The principal religious rites of the Samaritans are as follows :—'Three times a year they go in solemn procession to the summit of Gerezim (Jebel et-Tur), reading the Law as they ascend. First, on the Feast of the Passover, when they encamp on the mountain, sacrifice 7 lambs at sunset, and remain all night. Second, on the Day of Pentecost. Third, on the Feast of Tabernacles, when they dwell on Gerizim in booths, or arbours formed of branches of the arbutus. They keep their Sabbath (Saturday) with great strictness, permitting neither labour nor trading, cooking nor lighting a fire. On Friday evening they pray in their houses; and on Saturday hold public prayers in their Synagogue, morning, noon, and evening. These are noisy affairs, consisting of a number of prostrations, accompanied by recitations hurried over as if for a wager, and shouted at the pitch of the voice : there is no appearance of solemnity, or even of decent propriety, in either priest or people. The following note I made on the spot at the service immediately after their Passover last spring (1857). “The priest now informed me that it was the hour for evening prayer. I asked permission to remain, which was readily granted. The services commenced by all turning their faces to the recess or sanctuary, prostrating themselves on the ground and touching the floor with lips and forehead. They then rose to their knees, and, resting back on their heels—a posture which none but Orientals can assume—commenced to chant, led by the priest, and two young men his cousins, who were stationed immediately in front of the sanctuary. At first they spoke slowly and with low voice, but they gradually went faster and grew louder until the united voices became an absolute dismal howl. I had never heard anything like it except the howling derwishes at Damascus. There was no semblance of feeling or devotion—it was just a performance. Each one who came in after the commencement made the prostrations and went on with the others. Three or four boys arrived very late, and one of them had a regular battle for a place. On attempting to kneel beside a man, the latter drove him roughly away; in another place he met with a still ruder reception, and it was fully 3 minutes before he could get a spot to rest on—all eyes in the mean time being turned on the disputants!” They assemble in the synagogue on the great feasts, when they read the Law, and on the new moons, but not every day.
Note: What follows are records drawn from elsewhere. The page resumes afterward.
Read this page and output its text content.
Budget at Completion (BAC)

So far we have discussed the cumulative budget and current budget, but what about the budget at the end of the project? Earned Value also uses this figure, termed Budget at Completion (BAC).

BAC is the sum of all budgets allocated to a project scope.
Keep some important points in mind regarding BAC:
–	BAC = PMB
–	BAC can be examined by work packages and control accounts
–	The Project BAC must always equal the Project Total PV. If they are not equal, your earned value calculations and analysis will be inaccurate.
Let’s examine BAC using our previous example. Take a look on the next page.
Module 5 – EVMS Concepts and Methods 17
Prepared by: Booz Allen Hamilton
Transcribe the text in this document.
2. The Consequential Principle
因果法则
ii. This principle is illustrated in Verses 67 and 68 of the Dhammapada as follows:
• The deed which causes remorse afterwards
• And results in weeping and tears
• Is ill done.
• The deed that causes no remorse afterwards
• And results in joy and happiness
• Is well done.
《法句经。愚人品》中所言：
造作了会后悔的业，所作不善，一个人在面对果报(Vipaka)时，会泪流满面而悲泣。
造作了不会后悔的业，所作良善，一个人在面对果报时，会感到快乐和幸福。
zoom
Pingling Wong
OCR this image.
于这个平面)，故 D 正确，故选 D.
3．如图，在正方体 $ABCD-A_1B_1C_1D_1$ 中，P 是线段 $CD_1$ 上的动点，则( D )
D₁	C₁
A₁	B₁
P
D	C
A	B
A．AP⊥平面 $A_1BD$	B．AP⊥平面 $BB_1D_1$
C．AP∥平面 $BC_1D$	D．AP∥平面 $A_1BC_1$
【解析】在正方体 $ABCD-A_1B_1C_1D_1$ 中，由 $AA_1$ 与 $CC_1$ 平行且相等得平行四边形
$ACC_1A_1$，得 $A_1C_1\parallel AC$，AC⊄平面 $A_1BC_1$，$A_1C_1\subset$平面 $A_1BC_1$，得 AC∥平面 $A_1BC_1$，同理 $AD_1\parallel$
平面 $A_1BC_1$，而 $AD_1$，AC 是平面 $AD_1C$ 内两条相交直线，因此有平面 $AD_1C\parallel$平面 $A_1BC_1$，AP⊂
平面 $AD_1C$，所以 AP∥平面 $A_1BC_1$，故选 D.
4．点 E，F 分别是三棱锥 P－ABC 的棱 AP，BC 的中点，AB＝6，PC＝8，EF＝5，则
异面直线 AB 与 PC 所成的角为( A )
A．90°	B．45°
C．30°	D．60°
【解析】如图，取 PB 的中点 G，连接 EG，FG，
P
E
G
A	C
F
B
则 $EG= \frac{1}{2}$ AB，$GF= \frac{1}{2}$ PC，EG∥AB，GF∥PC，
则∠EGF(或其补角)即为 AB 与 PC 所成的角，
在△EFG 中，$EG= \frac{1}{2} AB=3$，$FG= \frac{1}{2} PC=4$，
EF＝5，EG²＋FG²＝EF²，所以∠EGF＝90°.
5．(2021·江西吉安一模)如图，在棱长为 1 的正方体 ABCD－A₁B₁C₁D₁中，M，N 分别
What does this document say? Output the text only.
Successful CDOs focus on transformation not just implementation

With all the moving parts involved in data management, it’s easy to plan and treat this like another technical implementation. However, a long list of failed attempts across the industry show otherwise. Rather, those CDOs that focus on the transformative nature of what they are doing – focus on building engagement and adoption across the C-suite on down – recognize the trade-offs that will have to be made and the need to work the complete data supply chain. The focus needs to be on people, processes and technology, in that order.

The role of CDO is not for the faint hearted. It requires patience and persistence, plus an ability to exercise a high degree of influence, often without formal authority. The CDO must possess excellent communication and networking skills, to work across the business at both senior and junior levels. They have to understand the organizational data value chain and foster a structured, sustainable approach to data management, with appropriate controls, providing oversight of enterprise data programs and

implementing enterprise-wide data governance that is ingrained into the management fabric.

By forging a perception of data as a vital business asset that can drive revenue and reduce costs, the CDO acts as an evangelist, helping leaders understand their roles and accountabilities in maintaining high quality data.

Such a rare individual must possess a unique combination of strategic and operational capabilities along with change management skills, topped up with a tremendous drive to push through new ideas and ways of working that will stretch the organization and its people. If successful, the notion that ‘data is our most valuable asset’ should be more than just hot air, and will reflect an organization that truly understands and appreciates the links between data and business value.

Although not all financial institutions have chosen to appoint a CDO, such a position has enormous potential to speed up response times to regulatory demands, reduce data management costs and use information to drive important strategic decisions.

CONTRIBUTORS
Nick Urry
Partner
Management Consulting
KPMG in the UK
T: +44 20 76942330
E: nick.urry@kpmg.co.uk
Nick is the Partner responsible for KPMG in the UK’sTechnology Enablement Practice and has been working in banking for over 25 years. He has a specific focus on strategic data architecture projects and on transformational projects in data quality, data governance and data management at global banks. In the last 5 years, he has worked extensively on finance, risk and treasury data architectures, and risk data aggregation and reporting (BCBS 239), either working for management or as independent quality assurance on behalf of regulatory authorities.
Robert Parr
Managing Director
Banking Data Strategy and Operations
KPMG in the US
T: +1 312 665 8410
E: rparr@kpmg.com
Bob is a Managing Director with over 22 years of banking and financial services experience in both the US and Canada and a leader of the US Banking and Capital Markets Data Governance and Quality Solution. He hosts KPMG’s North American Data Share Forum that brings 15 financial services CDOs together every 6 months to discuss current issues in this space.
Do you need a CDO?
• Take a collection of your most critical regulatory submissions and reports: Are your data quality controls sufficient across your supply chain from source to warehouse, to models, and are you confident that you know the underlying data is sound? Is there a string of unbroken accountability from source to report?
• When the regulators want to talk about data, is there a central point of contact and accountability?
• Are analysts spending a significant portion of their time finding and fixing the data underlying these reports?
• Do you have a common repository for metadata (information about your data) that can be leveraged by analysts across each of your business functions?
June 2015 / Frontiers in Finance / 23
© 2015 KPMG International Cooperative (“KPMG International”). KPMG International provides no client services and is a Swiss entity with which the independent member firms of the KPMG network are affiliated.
The Samaritans would seem to have obtained the petition of Agur the son of Jakeh—“ Give me neither poverty nor riches; feed me with food convenient for me.” They are ‘neither poor nor rich; they are well clothed, and have every appearance of being well fed. They live in their own houses, follow in peace their trades and occupations, and are neither so much despised nor oppressed by the Muslems as their Jew or Christian neighbours. It is a curious fact that for centuries their number has neither increased nor diminished, at least to any perceptible extent. This, of course, tends to prevent poverty. The only instances of poverty I could hear of among them were those of 2 or 3 individuals who had brought it upon themselves by idleness and misconduct. Their hatred of the Jews is as cordial as it was 18 centuries ago; indeed in this as in everything else they are eminently conservative. Like Shylock, however, they are willing to compromise matters; and though they will neither eat with them, drink with them, nor pray with them, they have no objections to transact a little profitable business with them (John iv. 9).